In China there are not many regulations with coal burning especially since people are just able to use it in their homes and sometimes they are burning much more dangerous forms of fuel instead of coal. As far as the migration of coal there is a problem that any coal burning area has to deal with and that is fly and bottom ash (FA and BA). You may be thinking well what is wrong with ash? It happens when you burn nearly anything. Fly ash though is 90% of ash produced which means it gets up into the air pollution and entering lungs of humans. Bottom ash is not as much of an issue because it is not as fine, rather coarse, and tends to sit on the bottom. When fly ash enters the air it particulates into SO2.


Thus far Arsenic and Selenium have been discussed. Mercury is another and most toxic outcome of coal combustion. It is released into the air from coal combustion and eventually concentrates itself into the food chain. Mercury effects the immune, nervous, and reproductive system and is especially harmful to growing fetuses. While the US is responsible for 50% of atmospheric Mercury, the majority of it also comes from coal plants in Asia. You may be asking well how does it get into the food chain? Much like acid rain, mercury is released into the atmosphere and then falls onto the earth with rain or snow. Then through the process of water drainage systems it eventually gets into small organisms whom get eaten by bigger fish and as you can imagine the process goes on. Out of all of the human exposure to mercury it has been found fish is the primary source. Mercury in high doses is lethal so it is important to be aware of what you're eating.

Impacts on Human Health

Breathing in coal ash that particulates into the air as SO2 is not good for human health. This does not just happen in areas near the coal factories either. Surrounding countries such a Japan have experienced huge amounts of acid rain due to air pollution. Such particles have been found in small amounts in countries far away that one wouldn't believe would be traveled. Also, like stated above it enters the food chain in fish so if someone is eating fish straight from the ocean where mercury levels are high they can be effected by the process of coal combustion that way.

Prevention or Mitigation

Within the United States there has been a lot done to make sure citizens are not harmed by the effects of coal. The government has set up programs like land reclamations that assures land will be used or restored to natural habitat after being worked on. There is water treatment and conservation to make sure the water used to clean and sort the coal gets treated to a healthy state. Then there are clean coal technologies such as coal gasification (converting coal to gas) and fluidized bed combustion (FBC) which removes pollutants from coal as it burns.

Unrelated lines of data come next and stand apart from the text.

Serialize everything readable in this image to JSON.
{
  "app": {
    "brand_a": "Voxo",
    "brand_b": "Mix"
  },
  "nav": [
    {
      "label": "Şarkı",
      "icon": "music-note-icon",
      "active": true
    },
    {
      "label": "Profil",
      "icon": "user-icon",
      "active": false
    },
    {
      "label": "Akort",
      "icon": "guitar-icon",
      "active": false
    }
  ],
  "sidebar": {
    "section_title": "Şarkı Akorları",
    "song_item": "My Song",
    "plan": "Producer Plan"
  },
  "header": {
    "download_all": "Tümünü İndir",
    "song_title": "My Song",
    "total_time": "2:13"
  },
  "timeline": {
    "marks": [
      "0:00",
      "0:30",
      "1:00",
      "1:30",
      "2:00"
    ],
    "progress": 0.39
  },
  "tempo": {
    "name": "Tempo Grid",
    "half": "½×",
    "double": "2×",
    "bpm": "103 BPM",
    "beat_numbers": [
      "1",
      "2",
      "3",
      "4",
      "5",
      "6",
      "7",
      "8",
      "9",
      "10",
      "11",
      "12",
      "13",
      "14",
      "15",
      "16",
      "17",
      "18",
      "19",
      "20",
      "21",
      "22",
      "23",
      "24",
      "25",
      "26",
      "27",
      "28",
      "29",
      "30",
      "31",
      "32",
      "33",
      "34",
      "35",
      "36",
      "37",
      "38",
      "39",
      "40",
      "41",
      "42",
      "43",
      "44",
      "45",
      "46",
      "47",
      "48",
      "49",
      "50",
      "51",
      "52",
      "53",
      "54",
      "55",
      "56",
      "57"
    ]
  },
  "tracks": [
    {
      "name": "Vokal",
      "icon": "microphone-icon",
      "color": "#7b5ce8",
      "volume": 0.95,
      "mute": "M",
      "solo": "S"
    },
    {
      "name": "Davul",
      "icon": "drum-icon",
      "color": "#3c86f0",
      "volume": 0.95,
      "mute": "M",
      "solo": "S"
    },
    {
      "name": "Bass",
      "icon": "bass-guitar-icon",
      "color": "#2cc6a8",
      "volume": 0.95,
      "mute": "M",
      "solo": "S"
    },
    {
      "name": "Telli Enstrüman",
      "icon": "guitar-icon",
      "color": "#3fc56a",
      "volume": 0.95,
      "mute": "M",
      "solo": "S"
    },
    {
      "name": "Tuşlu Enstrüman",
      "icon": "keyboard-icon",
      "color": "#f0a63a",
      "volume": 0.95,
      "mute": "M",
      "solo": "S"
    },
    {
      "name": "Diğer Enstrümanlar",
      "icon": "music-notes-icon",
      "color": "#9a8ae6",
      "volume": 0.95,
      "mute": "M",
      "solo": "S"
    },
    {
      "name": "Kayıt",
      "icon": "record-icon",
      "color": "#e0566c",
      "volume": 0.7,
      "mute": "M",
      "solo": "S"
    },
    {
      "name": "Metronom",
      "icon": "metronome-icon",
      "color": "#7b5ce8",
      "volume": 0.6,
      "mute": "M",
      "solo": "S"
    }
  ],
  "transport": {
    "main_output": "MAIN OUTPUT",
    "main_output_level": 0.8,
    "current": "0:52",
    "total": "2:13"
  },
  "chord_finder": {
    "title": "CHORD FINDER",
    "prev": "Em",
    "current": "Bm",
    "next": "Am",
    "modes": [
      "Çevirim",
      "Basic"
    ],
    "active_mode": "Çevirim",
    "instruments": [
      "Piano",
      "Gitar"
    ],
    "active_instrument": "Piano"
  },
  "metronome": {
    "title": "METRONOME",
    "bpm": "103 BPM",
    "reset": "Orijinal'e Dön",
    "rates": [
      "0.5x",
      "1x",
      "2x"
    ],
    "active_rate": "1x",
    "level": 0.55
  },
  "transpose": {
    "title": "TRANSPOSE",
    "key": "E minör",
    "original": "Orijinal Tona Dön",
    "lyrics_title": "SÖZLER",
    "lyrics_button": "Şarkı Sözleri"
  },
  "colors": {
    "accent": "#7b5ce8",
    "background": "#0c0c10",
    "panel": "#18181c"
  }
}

In China things are not taken care of as intensely. There are medical procedures to fix the arsenic poison and the government has been funding significant amounts of money to install new ventilated stoves but it is still not enough due to the excessive population.

Recommended Readings

Streets , David. Mercury Emissions from Coal Combustion in China. 2009. Print.

Yungchun, Zhao. Arsenic Emission in Guizhou. Elsevier Ltd, 2008. Print.